Przyznał, że niewiele pamięta, ale obiecał, że do końca wakacji – a jak dodał bardzo lubi czytać, zwłaszcza książki podróżnicze – bez przymusu przeczyta „Wesele”.
Słuchacze, którzy odwiedzili radiowe ogrody mieli natomiast możliwość zrobienia sobie zdjęcia ze szczypiornistą w jego reprezentacyjnej koszulce. Fotografie mogli od razu zabrać ze sobą do domu. Tosia, na przykład, pojawiła się z mamą. Obie są fankami Vive Tauronu Kielce od wielu lat i systematycznie chodzą na mecze. Sławomir Szmal nie tylko rozdawał autografy fanom i przybijał z nimi „piątki”, ale również przeprowadził trening piłkarski. Na zakończenie spotkania bramkarz przeczytał fragment „Wesela” Stanisława Wyspiańskiego oraz zdradził słuchaczom kilka szczegółów z własnego wesela i ślubu. Dowiedzieliśmy się, między innymi, że nie lubi tańczyć. Dodał, że kontuzja, której się nabawił 17 lat temu, tuż przed ślubem, uratowała mu „życie na parkiecie”.
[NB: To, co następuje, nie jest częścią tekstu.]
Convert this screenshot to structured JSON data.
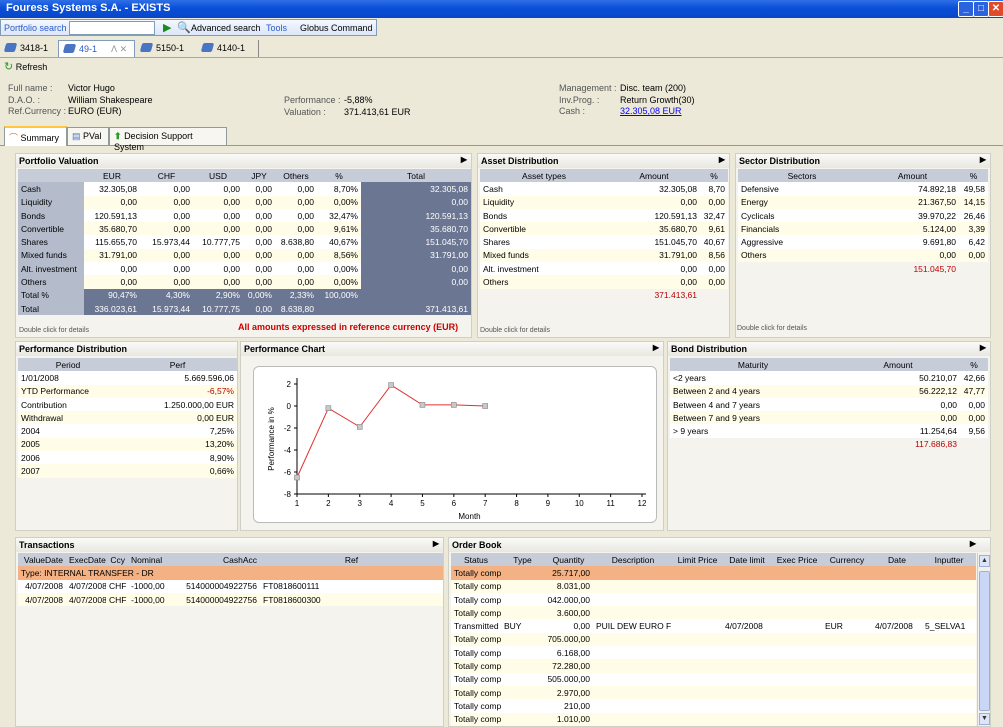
{
  "window": {
    "title": "Fouress Systems S.A. - EXISTS"
  },
  "toolbar": {
    "portfolio_search": "Portfolio search",
    "advanced_search": "Advanced search",
    "tools": "Tools",
    "globus_command": "Globus Command",
    "search_value": ""
  },
  "doc_tabs": [
    "3418-1",
    "49-1",
    "5150-1",
    "4140-1"
  ],
  "refresh": "Refresh",
  "client": {
    "full_name_label": "Full name :",
    "full_name": "Victor Hugo",
    "dao_label": "D.A.O. :",
    "dao": "William Shakespeare",
    "ref_ccy_label": "Ref.Currency :",
    "ref_ccy": "EURO (EUR)",
    "perf_label": "Performance :",
    "perf": "-5,88%",
    "valuation_label": "Valuation :",
    "valuation": "371.413,61 EUR",
    "mgmt_label": "Management :",
    "mgmt": "Disc. team (200)",
    "invprog_label": "Inv.Prog. :",
    "invprog": "Return Growth(30)",
    "cash_label": "Cash :",
    "cash": "32.305,08 EUR"
  },
  "inner_tabs": [
    "Summary",
    "PVal",
    "Decision Support System"
  ],
  "portfolio_valuation": {
    "title": "Portfolio Valuation",
    "headers": [
      "",
      "EUR",
      "CHF",
      "USD",
      "JPY",
      "Others",
      "%",
      "Total"
    ],
    "rows": [
      [
        "Cash",
        "32.305,08",
        "0,00",
        "0,00",
        "0,00",
        "0,00",
        "8,70%",
        "32.305,08"
      ],
      [
        "Liquidity",
        "0,00",
        "0,00",
        "0,00",
        "0,00",
        "0,00",
        "0,00%",
        "0,00"
      ],
      [
        "Bonds",
        "120.591,13",
        "0,00",
        "0,00",
        "0,00",
        "0,00",
        "32,47%",
        "120.591,13"
      ],
      [
        "Convertible",
        "35.680,70",
        "0,00",
        "0,00",
        "0,00",
        "0,00",
        "9,61%",
        "35.680,70"
      ],
      [
        "Shares",
        "115.655,70",
        "15.973,44",
        "10.777,75",
        "0,00",
        "8.638,80",
        "40,67%",
        "151.045,70"
      ],
      [
        "Mixed funds",
        "31.791,00",
        "0,00",
        "0,00",
        "0,00",
        "0,00",
        "8,56%",
        "31.791,00"
      ],
      [
        "Alt. investment",
        "0,00",
        "0,00",
        "0,00",
        "0,00",
        "0,00",
        "0,00%",
        "0,00"
      ],
      [
        "Others",
        "0,00",
        "0,00",
        "0,00",
        "0,00",
        "0,00",
        "0,00%",
        "0,00"
      ]
    ],
    "total_pct": [
      "Total %",
      "90,47%",
      "4,30%",
      "2,90%",
      "0,00%",
      "2,33%",
      "100,00%",
      ""
    ],
    "total": [
      "Total",
      "336.023,61",
      "15.973,44",
      "10.777,75",
      "0,00",
      "8.638,80",
      "",
      "371.413,61"
    ],
    "dbl": "Double click for details",
    "note": "All amounts expressed in reference currency (EUR)"
  },
  "asset_distribution": {
    "title": "Asset Distribution",
    "headers": [
      "Asset types",
      "Amount",
      "%"
    ],
    "rows": [
      [
        "Cash",
        "32.305,08",
        "8,70"
      ],
      [
        "Liquidity",
        "0,00",
        "0,00"
      ],
      [
        "Bonds",
        "120.591,13",
        "32,47"
      ],
      [
        "Convertible",
        "35.680,70",
        "9,61"
      ],
      [
        "Shares",
        "151.045,70",
        "40,67"
      ],
      [
        "Mixed funds",
        "31.791,00",
        "8,56"
      ],
      [
        "Alt. investment",
        "0,00",
        "0,00"
      ],
      [
        "Others",
        "0,00",
        "0,00"
      ]
    ],
    "total": "371.413,61",
    "dbl": "Double click for details"
  },
  "sector_distribution": {
    "title": "Sector Distribution",
    "headers": [
      "Sectors",
      "Amount",
      "%"
    ],
    "rows": [
      [
        "Defensive",
        "74.892,18",
        "49,58"
      ],
      [
        "Energy",
        "21.367,50",
        "14,15"
      ],
      [
        "Cyclicals",
        "39.970,22",
        "26,46"
      ],
      [
        "Financials",
        "5.124,00",
        "3,39"
      ],
      [
        "Aggressive",
        "9.691,80",
        "6,42"
      ],
      [
        "Others",
        "0,00",
        "0,00"
      ]
    ],
    "total": "151.045,70",
    "dbl": "Double click for details"
  },
  "performance_distribution": {
    "title": "Performance Distribution",
    "headers": [
      "Period",
      "Perf"
    ],
    "rows": [
      [
        "1/01/2008",
        "5.669.596,06"
      ],
      [
        "YTD Performance",
        "-6,57%"
      ],
      [
        "Contribution",
        "1.250.000,00 EUR"
      ],
      [
        "Withdrawal",
        "0,00 EUR"
      ],
      [
        "2004",
        "7,25%"
      ],
      [
        "2005",
        "13,20%"
      ],
      [
        "2006",
        "8,90%"
      ],
      [
        "2007",
        "0,66%"
      ]
    ]
  },
  "performance_chart": {
    "title": "Performance Chart"
  },
  "chart_data": {
    "type": "line",
    "x": [
      1,
      2,
      3,
      4,
      5,
      6,
      7
    ],
    "series": [
      {
        "values": [
          -6.5,
          -0.2,
          -1.9,
          1.9,
          0.1,
          0.1,
          0.0
        ]
      }
    ],
    "xlabel": "Month",
    "ylabel": "Performance in %",
    "xlim": [
      1,
      12
    ],
    "ylim": [
      -8,
      2
    ],
    "xticks": [
      "1",
      "2",
      "3",
      "4",
      "5",
      "6",
      "7",
      "8",
      "9",
      "10",
      "11",
      "12"
    ],
    "yticks": [
      "2",
      "0",
      "-2",
      "-4",
      "-6",
      "-8"
    ],
    "color": "#e03030"
  },
  "bond_distribution": {
    "title": "Bond Distribution",
    "headers": [
      "Maturity",
      "Amount",
      "%"
    ],
    "rows": [
      [
        "<2 years",
        "50.210,07",
        "42,66"
      ],
      [
        "Between 2 and 4 years",
        "56.222,12",
        "47,77"
      ],
      [
        "Between 4 and 7 years",
        "0,00",
        "0,00"
      ],
      [
        "Between 7 and 9 years",
        "0,00",
        "0,00"
      ],
      [
        "> 9 years",
        "11.254,64",
        "9,56"
      ]
    ],
    "total": "117.686,83"
  },
  "transactions": {
    "title": "Transactions",
    "headers": [
      "ValueDate",
      "ExecDate",
      "Ccy",
      "Nominal",
      "CashAcc",
      "Ref"
    ],
    "group": "Type: INTERNAL TRANSFER - DR",
    "rows": [
      [
        "4/07/2008",
        "4/07/2008",
        "CHF",
        "-1000,00",
        "514000004922756",
        "FT0818600111"
      ],
      [
        "4/07/2008",
        "4/07/2008",
        "CHF",
        "-1000,00",
        "514000004922756",
        "FT0818600300"
      ]
    ]
  },
  "order_book": {
    "title": "Order Book",
    "headers": [
      "Status",
      "Type",
      "Quantity",
      "Description",
      "Limit Price",
      "Date limit",
      "Exec Price",
      "Currency",
      "Date",
      "Inputter"
    ],
    "rows": [
      [
        "Totally comp",
        "",
        "25.717,00",
        "",
        "",
        "",
        "",
        "",
        "",
        ""
      ],
      [
        "Totally comp",
        "",
        "8.031,00",
        "",
        "",
        "",
        "",
        "",
        "",
        ""
      ],
      [
        "Totally comp",
        "",
        "042.000,00",
        "",
        "",
        "",
        "",
        "",
        "",
        ""
      ],
      [
        "Totally comp",
        "",
        "3.600,00",
        "",
        "",
        "",
        "",
        "",
        "",
        ""
      ],
      [
        "Transmitted",
        "BUY",
        "0,00",
        "PUIL DEW EURO F",
        "",
        "4/07/2008",
        "",
        "EUR",
        "4/07/2008",
        "5_SELVA1"
      ],
      [
        "Totally comp",
        "",
        "705.000,00",
        "",
        "",
        "",
        "",
        "",
        "",
        ""
      ],
      [
        "Totally comp",
        "",
        "6.168,00",
        "",
        "",
        "",
        "",
        "",
        "",
        ""
      ],
      [
        "Totally comp",
        "",
        "72.280,00",
        "",
        "",
        "",
        "",
        "",
        "",
        ""
      ],
      [
        "Totally comp",
        "",
        "505.000,00",
        "",
        "",
        "",
        "",
        "",
        "",
        ""
      ],
      [
        "Totally comp",
        "",
        "2.970,00",
        "",
        "",
        "",
        "",
        "",
        "",
        ""
      ],
      [
        "Totally comp",
        "",
        "210,00",
        "",
        "",
        "",
        "",
        "",
        "",
        ""
      ],
      [
        "Totally comp",
        "",
        "1.010,00",
        "",
        "",
        "",
        "",
        "",
        "",
        ""
      ]
    ]
  }
}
Dziś także byliśmy w Samsonowie. Przed budynkiem biblioteki, między innymi, jej dyrektor Anna Żmudzińska, mówiła o czytelnictwie w gminie i liczbie egzemplarzy „Wesela”. Zagraliśmy również w kapsle, a wszyscy chętni nagrali fragment dramatu Wyspiańskiego.